Kula deivam

What is a Kula Deivam and how to discover yours?

Kula deivam is a community deity from ancient times that is taking care of the current generation that is present. Everyone has at least one. There are two types of Kula Deivam and usually in the form of AYYA or AMMA – fertility and guardian respectively.

It is a Hindu (especially South Indian) tradition that each family have a deity called Kula deivam. This can be the same as the village deity – it depended on how large the family was in the village. One can also call it a lineage, community or clan deity. These are considered as the ancestral god, meaning that ancestors have been worshiping that god for ages. It is the unshaken belief of most practicing Hindus that these family deities take care of families and protect from all hardships and hindrances.

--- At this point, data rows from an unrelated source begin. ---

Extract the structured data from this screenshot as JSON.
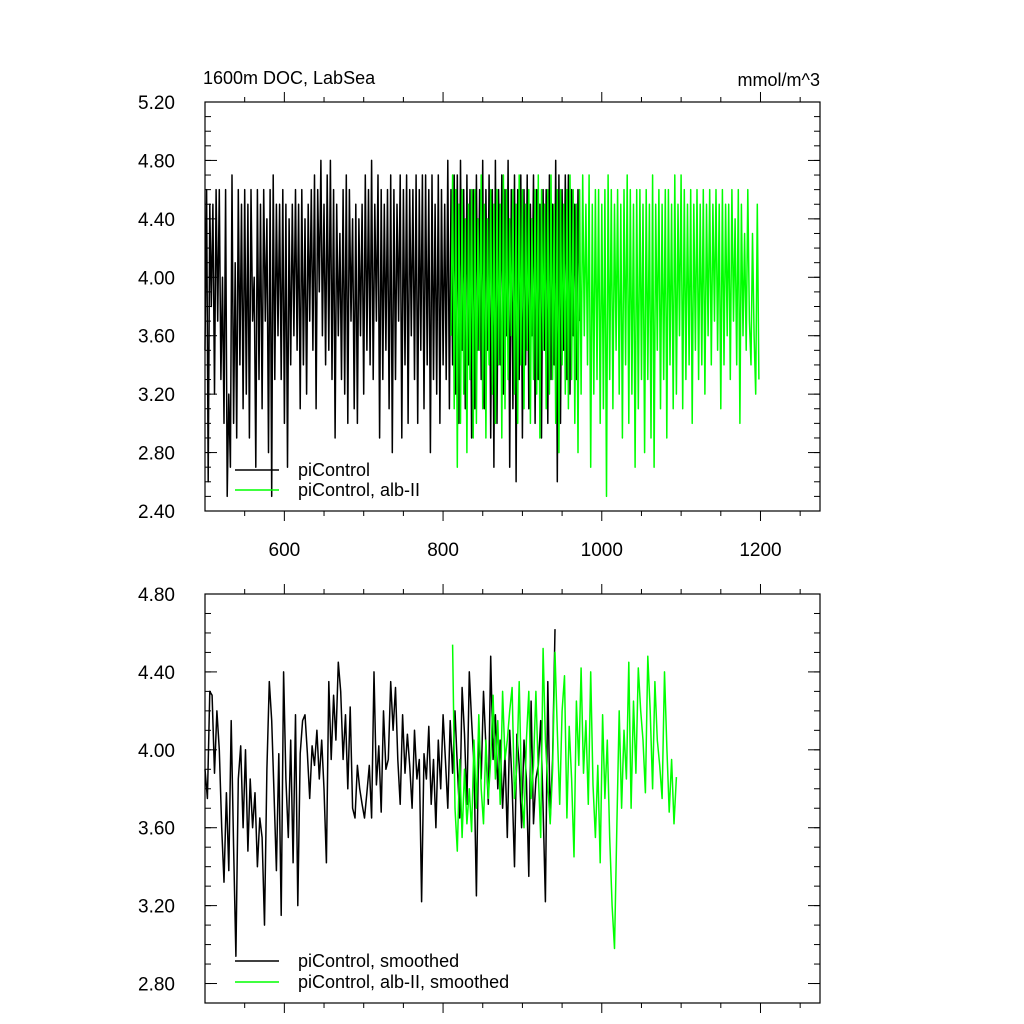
{
  "chart_data": [
    {
      "type": "line",
      "title": "1600m DOC, LabSea",
      "units": "mmol/m^3",
      "xlim": [
        500,
        1275
      ],
      "ylim": [
        2.4,
        5.2
      ],
      "x_ticks": [
        600,
        800,
        1000,
        1200
      ],
      "x_tick_labels": [
        "600",
        "800",
        "1000",
        "1200"
      ],
      "y_ticks": [
        2.4,
        2.8,
        3.2,
        3.6,
        4.0,
        4.4,
        4.8,
        5.2
      ],
      "y_tick_labels": [
        "2.40",
        "2.80",
        "3.20",
        "3.60",
        "4.00",
        "4.40",
        "4.80",
        "5.20"
      ],
      "grid": false,
      "legend_position": "bottom-left",
      "series": [
        {
          "name": "piControl",
          "color": "#000000",
          "x_start": 500,
          "x_step": 2,
          "values": [
            3.5,
            4.6,
            2.6,
            4.5,
            3.8,
            4.5,
            3.2,
            4.6,
            3.7,
            4.6,
            3.3,
            4.0,
            3.0,
            4.6,
            2.5,
            3.2,
            2.7,
            4.7,
            3.0,
            4.1,
            2.9,
            4.6,
            3.4,
            4.5,
            3.1,
            4.6,
            3.2,
            4.5,
            2.9,
            4.6,
            3.7,
            4.0,
            2.7,
            4.6,
            3.3,
            4.5,
            3.1,
            4.6,
            3.7,
            4.4,
            2.8,
            4.6,
            2.5,
            4.7,
            3.3,
            4.5,
            3.6,
            4.5,
            3.3,
            4.6,
            3.0,
            4.5,
            2.7,
            4.4,
            3.4,
            4.5,
            3.6,
            4.6,
            3.5,
            4.5,
            3.1,
            4.6,
            3.4,
            4.4,
            3.2,
            4.5,
            3.7,
            4.6,
            3.5,
            4.7,
            3.1,
            4.6,
            3.9,
            4.8,
            3.6,
            4.5,
            3.4,
            4.7,
            3.5,
            4.8,
            3.3,
            4.6,
            2.9,
            4.5,
            3.6,
            4.3,
            3.3,
            4.6,
            3.2,
            4.7,
            3.0,
            4.6,
            3.7,
            4.4,
            3.1,
            4.5,
            3.0,
            4.4,
            3.6,
            4.5,
            3.2,
            4.7,
            3.5,
            4.6,
            3.4,
            4.8,
            3.3,
            4.5,
            3.7,
            4.7,
            2.9,
            4.6,
            3.3,
            4.5,
            3.5,
            4.6,
            3.1,
            4.7,
            2.8,
            4.6,
            3.3,
            4.5,
            3.7,
            4.7,
            2.9,
            4.6,
            3.4,
            4.7,
            3.0,
            4.6,
            3.6,
            4.6,
            3.3,
            4.7,
            3.0,
            4.6,
            3.5,
            4.7,
            3.1,
            4.7,
            3.4,
            4.6,
            2.8,
            4.7,
            3.3,
            4.5,
            3.2,
            4.7,
            3.0,
            4.6,
            3.4,
            4.5,
            3.3,
            4.8,
            3.1,
            4.6,
            3.4,
            4.7,
            3.2,
            4.7,
            3.0,
            4.8,
            3.5,
            4.6,
            3.1,
            4.7,
            3.4,
            4.6,
            2.9,
            4.6,
            3.1,
            4.7,
            3.5,
            4.6,
            3.3,
            4.8,
            3.1,
            4.6,
            3.5,
            4.7,
            2.9,
            4.6,
            2.7,
            4.8,
            3.0,
            4.6,
            3.4,
            4.7,
            3.2,
            4.6,
            3.6,
            4.8,
            2.7,
            4.6,
            3.1,
            4.7,
            2.6,
            4.6,
            3.3,
            4.7,
            2.9,
            4.6,
            3.4,
            4.7,
            3.1,
            4.5,
            3.6,
            4.7,
            3.0,
            4.6,
            3.3,
            4.5,
            2.9,
            4.6,
            3.5,
            4.6,
            3.0,
            4.7,
            3.3,
            4.5,
            3.4,
            4.8,
            2.6,
            4.7,
            3.0,
            4.6,
            3.5,
            4.7,
            3.3,
            4.7,
            3.2,
            4.6,
            3.6,
            4.5,
            3.3,
            4.6,
            3.7
          ]
        },
        {
          "name": "piControl, alb-II",
          "color": "#00ff00",
          "x_start": 810,
          "x_step": 2,
          "values": [
            3.6,
            4.7,
            3.1,
            4.6,
            2.7,
            4.5,
            3.0,
            4.6,
            3.2,
            4.4,
            2.8,
            4.5,
            3.3,
            4.6,
            2.9,
            4.6,
            3.0,
            4.4,
            3.5,
            4.7,
            3.1,
            4.5,
            2.9,
            4.4,
            3.4,
            4.6,
            3.2,
            4.5,
            3.0,
            4.6,
            3.4,
            4.5,
            2.9,
            4.7,
            3.1,
            4.6,
            3.3,
            4.4,
            3.6,
            4.6,
            3.2,
            4.5,
            3.0,
            4.7,
            3.4,
            4.6,
            3.1,
            4.5,
            3.5,
            4.6,
            3.0,
            4.4,
            3.3,
            4.6,
            3.2,
            4.7,
            2.9,
            4.6,
            3.5,
            4.5,
            3.1,
            4.6,
            3.2,
            4.7,
            3.3,
            4.5,
            3.0,
            4.6,
            2.8,
            4.6,
            3.4,
            4.5,
            3.2,
            4.6,
            3.1,
            4.7,
            3.3,
            4.6,
            3.0,
            4.5,
            2.8,
            4.6,
            3.2,
            4.7,
            3.6,
            4.5,
            3.4,
            4.7,
            2.7,
            4.5,
            3.2,
            4.6,
            3.3,
            4.6,
            3.0,
            4.5,
            3.1,
            4.6,
            2.5,
            4.7,
            3.3,
            4.6,
            3.1,
            4.5,
            3.5,
            4.6,
            3.2,
            4.5,
            2.9,
            4.6,
            3.4,
            4.7,
            3.0,
            4.6,
            3.2,
            4.5,
            2.7,
            4.6,
            3.1,
            4.6,
            3.3,
            4.5,
            2.8,
            4.6,
            3.3,
            4.5,
            2.9,
            4.7,
            2.7,
            4.5,
            3.5,
            4.6,
            3.1,
            4.5,
            3.3,
            4.6,
            2.9,
            4.6,
            3.4,
            4.5,
            3.1,
            4.7,
            3.2,
            4.5,
            3.6,
            4.7,
            3.1,
            4.6,
            3.3,
            4.5,
            3.4,
            4.6,
            3.0,
            4.5,
            3.5,
            4.6,
            3.3,
            4.5,
            3.4,
            4.6,
            3.2,
            4.5,
            3.6,
            4.6,
            3.4,
            4.5,
            3.7,
            4.6,
            3.5,
            4.5,
            3.1,
            4.6,
            3.4,
            4.5,
            3.6,
            4.5,
            3.3,
            4.6,
            3.7,
            4.4,
            3.4,
            4.6,
            3.0,
            4.5,
            3.6,
            4.3,
            3.5,
            4.6,
            3.7,
            3.4,
            4.3,
            3.6,
            3.2,
            4.5,
            3.3
          ]
        }
      ]
    },
    {
      "type": "line",
      "title": "",
      "xlim": [
        500,
        1275
      ],
      "ylim": [
        2.7,
        4.8
      ],
      "x_ticks": [
        600,
        800,
        1000,
        1200
      ],
      "y_ticks": [
        2.8,
        3.2,
        3.6,
        4.0,
        4.4,
        4.8
      ],
      "y_tick_labels": [
        "2.80",
        "3.20",
        "3.60",
        "4.00",
        "4.40",
        "4.80"
      ],
      "grid": false,
      "legend_position": "bottom-left",
      "series": [
        {
          "name": "piControl, smoothed",
          "color": "#000000",
          "x_start": 500,
          "x_step": 3,
          "values": [
            3.9,
            3.75,
            4.3,
            4.28,
            3.88,
            4.2,
            4.0,
            3.6,
            3.32,
            3.78,
            3.38,
            4.15,
            3.5,
            2.94,
            3.85,
            4.02,
            3.6,
            4.0,
            3.48,
            3.85,
            3.6,
            3.78,
            3.4,
            3.65,
            3.55,
            3.1,
            3.9,
            4.35,
            4.15,
            3.78,
            3.38,
            3.98,
            3.15,
            4.4,
            3.85,
            3.55,
            4.05,
            3.42,
            4.18,
            3.2,
            3.98,
            4.15,
            4.18,
            3.98,
            3.75,
            4.02,
            3.92,
            4.1,
            3.85,
            4.05,
            3.8,
            3.42,
            4.35,
            3.95,
            4.28,
            4.05,
            4.45,
            4.3,
            3.95,
            4.18,
            3.8,
            4.22,
            3.7,
            3.65,
            3.92,
            3.8,
            3.72,
            3.65,
            3.78,
            3.92,
            3.65,
            4.4,
            3.82,
            4.02,
            3.68,
            4.2,
            3.9,
            3.95,
            4.35,
            4.1,
            4.32,
            3.95,
            3.72,
            4.18,
            3.88,
            4.08,
            3.92,
            3.7,
            4.1,
            3.85,
            3.95,
            3.22,
            3.98,
            3.85,
            4.12,
            3.72,
            3.95,
            3.6,
            4.05,
            3.8,
            4.18,
            3.95,
            3.7,
            4.15,
            3.88,
            4.2,
            3.92,
            3.65,
            4.32,
            4.08,
            3.72,
            4.4,
            4.15,
            3.92,
            3.25,
            4.1,
            3.85,
            4.3,
            4.02,
            3.72,
            4.48,
            3.95,
            4.18,
            3.8,
            4.05,
            3.7,
            3.98,
            3.55,
            4.1,
            3.82,
            3.4,
            4.08,
            3.92,
            3.6,
            4.05,
            3.85,
            3.35,
            4.25,
            3.62,
            3.85,
            3.92,
            4.15,
            3.7,
            3.22,
            4.35,
            3.65,
            3.95,
            4.62
          ]
        },
        {
          "name": "piControl, alb-II, smoothed",
          "color": "#00ff00",
          "x_start": 812,
          "x_step": 3,
          "values": [
            4.54,
            3.7,
            3.48,
            3.95,
            3.55,
            3.9,
            3.62,
            3.8,
            3.58,
            4.05,
            3.7,
            4.18,
            3.8,
            3.62,
            4.05,
            3.75,
            3.95,
            4.28,
            3.85,
            4.15,
            3.72,
            4.3,
            3.95,
            4.05,
            4.2,
            4.32,
            3.75,
            3.92,
            4.35,
            3.78,
            3.6,
            4.05,
            4.3,
            3.75,
            3.92,
            4.3,
            3.88,
            3.55,
            4.52,
            4.05,
            3.82,
            3.62,
            3.9,
            4.5,
            4.1,
            3.72,
            4.2,
            4.38,
            3.65,
            4.12,
            3.85,
            3.45,
            4.25,
            3.92,
            4.42,
            3.88,
            4.15,
            3.72,
            4.4,
            3.82,
            3.55,
            3.92,
            3.42,
            4.18,
            3.75,
            4.05,
            3.55,
            3.2,
            2.98,
            3.62,
            4.2,
            3.7,
            4.1,
            3.85,
            4.45,
            3.7,
            4.25,
            3.88,
            4.42,
            4.2,
            4.05,
            3.78,
            4.48,
            4.2,
            3.8,
            4.35,
            4.05,
            3.92,
            3.75,
            4.4,
            4.02,
            3.68,
            3.95,
            3.62,
            3.86
          ]
        }
      ]
    }
  ]
}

Village and Family deity is separate to perspnal deity

The Kula deivam is separate and tends to be different from the Hindu Gods that are generally worshiped in a temple. A temple constructed in one’s ancestral village/town will have it as the main deity while other Gods may also be present but secondary. The Kula deivam can be formless as well (nirguna).

People who have migrated to other places still can pay their respects by offerings and feasting during Pongal. Since in most villages, people of the same community tend to be related, everyone will have the same Kula Daivam. Devotees visit their respective temple every year and make special pujas from their family.

If your personal deity has been astrologically identified as eg. Lord Vishnu or Tirupati, this is not the same as your village deity. Without Kula Deivamโ€™s blessing nothing can be done, even our Istha Deivam and guru also sometimes cannot help one.


These deities have been linked back to common Indus Valley civilization imagery, and are hypothesized to represent the prevailing Dravidian folk religion at the time. The worship of these gods at many times contradicts the common tenets of Brahminical traditions, especially in customs of animal sacrifice, right of priesthood, and possession by a goddess. Today these deities are worshipped by almost all non-Brahmins in the rural areas of Tamil Nadu, Telangana, Andhra Pradesh and Karnataka.

How to find your Kula Deivam

You may place a mud lamp (agal vilaku) with nallanaai and place it at your doorstep facing north to invite them. Ask them to show you who they are.

Or, if you know it’s a male deity and not sure who, you can do the prayers for Muniyandi. If it’s a female deity and you do not know who, you can do it for periyachi.

Consult the elders of your family, the temple priest or guru for more assistance. Astrology can assist, but under the guidance of an expert only.